Two recent decisions illustrate how individuals that did not sign a contract can be bound by that contract’s arbitration provisions. 

In the first, Blaustein v. Huete, 2011 WL 5103759 (5th Cir. Oct. 26, 2011), an individual member of an LLC, Huete, argued he should not be bound by the arbitration clause between the LLC and its attorneys.  Huete was suing the attorneys for legal malpractice and negligence, stemming from an allegedly botched patent application.  However, the law firm’s agreement with the LLC, which Huete had signed on behalf of the LLC, called for arbitration.  The law firm moved to compel arbitration.  The Fifth Circuit held that while Huete was not directly bound by the agreement (he only signed in his representative capacity), he was bound under the doctrine of “direct benefits estoppel.”  (Couldn’t anyone come up with a better name for that theory?  It doesn’t exactly roll off the tongue.) 

The concept of direct benefits estoppel is this: if the non-signatory used the contract to its benefit, it can’t later turn its back on the contract’s arbitration clause.  In particular, at least the Third and Fifth Circuits say that if a non-signatory has either 1) knowingly obtained direct benefits from the contract or 2) sought to enforce the contract, the non-signatory is bound by an arbitration clause in the contract.  In this case, the Court found Huete had obtained benefits from the agreement with the attorneys as a member of the LLC (research, drafting, filing, advice), and noted that Huete’s claims were related to the attorney-client relationship which was formed by the agreement between the firm and the LLC.  The law firm was successful in compelling Huete to arbitration.

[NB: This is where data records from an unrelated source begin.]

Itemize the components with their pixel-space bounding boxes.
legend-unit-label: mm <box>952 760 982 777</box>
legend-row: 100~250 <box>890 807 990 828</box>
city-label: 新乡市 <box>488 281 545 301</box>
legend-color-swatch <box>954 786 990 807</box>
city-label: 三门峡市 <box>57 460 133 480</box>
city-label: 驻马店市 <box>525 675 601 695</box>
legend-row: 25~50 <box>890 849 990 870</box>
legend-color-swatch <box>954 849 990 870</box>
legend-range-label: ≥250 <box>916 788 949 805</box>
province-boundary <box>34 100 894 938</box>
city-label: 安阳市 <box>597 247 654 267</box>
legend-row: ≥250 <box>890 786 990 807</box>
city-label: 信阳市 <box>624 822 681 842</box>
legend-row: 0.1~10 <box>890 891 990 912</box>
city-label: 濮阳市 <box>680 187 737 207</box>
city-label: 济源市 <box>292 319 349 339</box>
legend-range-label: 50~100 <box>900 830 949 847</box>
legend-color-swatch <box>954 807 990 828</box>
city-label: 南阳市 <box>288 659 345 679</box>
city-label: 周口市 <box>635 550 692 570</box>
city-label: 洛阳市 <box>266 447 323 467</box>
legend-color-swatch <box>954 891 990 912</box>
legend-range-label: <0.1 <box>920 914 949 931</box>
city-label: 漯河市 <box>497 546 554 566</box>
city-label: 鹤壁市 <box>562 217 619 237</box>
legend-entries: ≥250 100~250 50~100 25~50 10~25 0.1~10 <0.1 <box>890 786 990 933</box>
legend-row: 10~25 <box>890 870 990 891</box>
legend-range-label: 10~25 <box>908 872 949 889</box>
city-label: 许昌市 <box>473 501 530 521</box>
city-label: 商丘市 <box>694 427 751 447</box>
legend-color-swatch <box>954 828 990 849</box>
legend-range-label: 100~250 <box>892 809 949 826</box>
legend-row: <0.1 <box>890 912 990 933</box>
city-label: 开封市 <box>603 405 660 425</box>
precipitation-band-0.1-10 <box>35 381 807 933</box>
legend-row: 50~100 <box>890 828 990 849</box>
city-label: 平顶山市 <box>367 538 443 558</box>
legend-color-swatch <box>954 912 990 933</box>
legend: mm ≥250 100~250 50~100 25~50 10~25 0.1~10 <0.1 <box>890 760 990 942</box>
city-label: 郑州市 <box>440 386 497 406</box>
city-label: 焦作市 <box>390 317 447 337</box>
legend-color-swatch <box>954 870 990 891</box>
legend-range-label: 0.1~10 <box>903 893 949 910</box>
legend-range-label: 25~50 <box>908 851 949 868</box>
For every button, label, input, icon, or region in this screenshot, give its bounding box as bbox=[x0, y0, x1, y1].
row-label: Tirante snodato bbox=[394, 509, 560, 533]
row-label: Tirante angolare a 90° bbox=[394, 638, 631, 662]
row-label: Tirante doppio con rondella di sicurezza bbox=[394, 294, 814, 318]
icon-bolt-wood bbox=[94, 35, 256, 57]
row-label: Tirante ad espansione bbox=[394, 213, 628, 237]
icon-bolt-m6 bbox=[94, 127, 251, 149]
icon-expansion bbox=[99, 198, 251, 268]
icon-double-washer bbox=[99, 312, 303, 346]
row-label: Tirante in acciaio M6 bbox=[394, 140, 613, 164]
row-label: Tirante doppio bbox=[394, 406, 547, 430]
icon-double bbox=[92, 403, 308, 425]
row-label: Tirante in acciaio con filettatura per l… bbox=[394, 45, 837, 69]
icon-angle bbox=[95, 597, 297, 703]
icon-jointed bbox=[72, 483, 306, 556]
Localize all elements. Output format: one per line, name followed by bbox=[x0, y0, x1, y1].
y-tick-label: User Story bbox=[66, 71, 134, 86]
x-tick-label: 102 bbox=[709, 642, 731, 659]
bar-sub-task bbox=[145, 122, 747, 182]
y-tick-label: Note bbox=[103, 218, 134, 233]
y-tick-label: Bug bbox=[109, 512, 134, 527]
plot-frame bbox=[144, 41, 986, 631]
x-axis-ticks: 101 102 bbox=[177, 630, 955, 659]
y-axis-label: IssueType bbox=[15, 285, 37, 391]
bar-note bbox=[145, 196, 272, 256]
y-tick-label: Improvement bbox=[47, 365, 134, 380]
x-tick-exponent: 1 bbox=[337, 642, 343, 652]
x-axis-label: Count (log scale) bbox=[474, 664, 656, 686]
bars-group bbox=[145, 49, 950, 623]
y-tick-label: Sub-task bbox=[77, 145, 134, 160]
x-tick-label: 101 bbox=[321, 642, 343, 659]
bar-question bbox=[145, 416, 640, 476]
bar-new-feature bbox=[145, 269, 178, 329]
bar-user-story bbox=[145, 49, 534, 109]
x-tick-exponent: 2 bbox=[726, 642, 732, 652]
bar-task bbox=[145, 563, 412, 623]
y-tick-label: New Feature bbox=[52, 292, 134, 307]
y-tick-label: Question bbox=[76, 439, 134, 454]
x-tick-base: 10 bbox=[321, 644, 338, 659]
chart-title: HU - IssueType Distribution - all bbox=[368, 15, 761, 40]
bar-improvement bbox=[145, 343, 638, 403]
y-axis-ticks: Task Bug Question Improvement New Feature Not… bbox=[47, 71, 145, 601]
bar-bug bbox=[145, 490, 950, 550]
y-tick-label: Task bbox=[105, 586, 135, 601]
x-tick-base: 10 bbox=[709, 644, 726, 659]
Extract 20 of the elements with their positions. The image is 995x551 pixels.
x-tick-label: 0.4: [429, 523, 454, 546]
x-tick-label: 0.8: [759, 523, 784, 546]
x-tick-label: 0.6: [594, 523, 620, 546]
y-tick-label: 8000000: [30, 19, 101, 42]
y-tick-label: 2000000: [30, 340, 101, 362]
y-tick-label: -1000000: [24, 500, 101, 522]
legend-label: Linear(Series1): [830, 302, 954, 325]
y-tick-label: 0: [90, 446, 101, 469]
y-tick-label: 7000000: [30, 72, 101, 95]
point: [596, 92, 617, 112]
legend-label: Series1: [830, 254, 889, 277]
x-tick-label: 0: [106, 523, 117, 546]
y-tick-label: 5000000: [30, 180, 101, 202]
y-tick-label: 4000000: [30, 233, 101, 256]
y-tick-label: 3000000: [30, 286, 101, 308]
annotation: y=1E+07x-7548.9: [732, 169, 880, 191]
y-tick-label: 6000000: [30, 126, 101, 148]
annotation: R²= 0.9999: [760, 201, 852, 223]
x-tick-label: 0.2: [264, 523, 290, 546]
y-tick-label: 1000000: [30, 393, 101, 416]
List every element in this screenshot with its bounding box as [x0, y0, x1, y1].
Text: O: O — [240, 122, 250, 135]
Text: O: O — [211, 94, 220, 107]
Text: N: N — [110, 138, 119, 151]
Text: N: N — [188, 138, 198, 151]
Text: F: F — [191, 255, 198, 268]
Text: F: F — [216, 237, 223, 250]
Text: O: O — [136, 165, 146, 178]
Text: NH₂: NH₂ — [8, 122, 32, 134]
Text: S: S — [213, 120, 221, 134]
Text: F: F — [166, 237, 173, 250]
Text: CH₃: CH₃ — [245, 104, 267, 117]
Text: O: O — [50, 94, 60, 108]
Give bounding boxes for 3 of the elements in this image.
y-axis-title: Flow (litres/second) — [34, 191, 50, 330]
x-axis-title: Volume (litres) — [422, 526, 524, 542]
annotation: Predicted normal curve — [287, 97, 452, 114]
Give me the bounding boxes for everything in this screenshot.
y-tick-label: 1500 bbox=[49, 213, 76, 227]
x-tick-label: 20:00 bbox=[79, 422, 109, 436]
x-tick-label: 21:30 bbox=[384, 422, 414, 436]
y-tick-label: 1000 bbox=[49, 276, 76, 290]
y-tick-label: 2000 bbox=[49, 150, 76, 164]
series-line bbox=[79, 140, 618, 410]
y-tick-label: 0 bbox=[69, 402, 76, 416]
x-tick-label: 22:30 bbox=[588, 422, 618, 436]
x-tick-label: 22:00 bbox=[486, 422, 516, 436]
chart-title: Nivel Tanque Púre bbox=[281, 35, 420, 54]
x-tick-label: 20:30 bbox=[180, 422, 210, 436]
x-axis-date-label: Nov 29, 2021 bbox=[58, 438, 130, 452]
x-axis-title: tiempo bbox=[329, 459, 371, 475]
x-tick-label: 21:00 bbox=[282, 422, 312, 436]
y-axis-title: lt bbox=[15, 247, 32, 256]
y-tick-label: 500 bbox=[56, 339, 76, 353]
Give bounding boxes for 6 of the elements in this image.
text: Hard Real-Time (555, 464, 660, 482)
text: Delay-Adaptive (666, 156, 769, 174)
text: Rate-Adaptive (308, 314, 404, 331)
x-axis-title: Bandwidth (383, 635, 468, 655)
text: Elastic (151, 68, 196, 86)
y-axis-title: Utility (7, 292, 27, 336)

In the second case, Lemon Drop Properties, LLC v. Pass Marianne, LLC, ___ So.3d ___, 2011 WL 5027140 (Oct. 20, 2011), the Supreme Court of Mississippi allowed a non-signatory to compel arbitration.  In that case, a condo buyer sued the developer and contractor alleging defective construction.    Although there was an arbitration agreement in the agreement between the buyer and developer, the developer waived its right to arbitrate by participating in the court case for “two-hundred-and-fifty-two (252) days,” without  invoking the arbitration provision.  The non-signatory issue arose after the buyer amended its complaint to name the real estate agent as a defendant.  The real estate agent argued that it was entitled to enforce the arbitration agreement in the developer’s agreement, as an agent of the developer.  The court easily agreed, but then had to address whether the developer’s waiver of its right to arbitrate was imputed to the real estate agent.  Citing recent decisions from a Texas state court and a California federal court, the Mississippi Supreme Court held that a “principal’s waiver of its right to arbitrate [does] not operate as a waiver of the agent’s right to arbitrate under the same agreement.”  Two Justices dissented from the portion of the opinion.

These cases serve as a good reminder that employees and agents are frequently bound by the same arbitration agreements that bind their employers and principals (but not necessarily by any waivers by those employers or principals).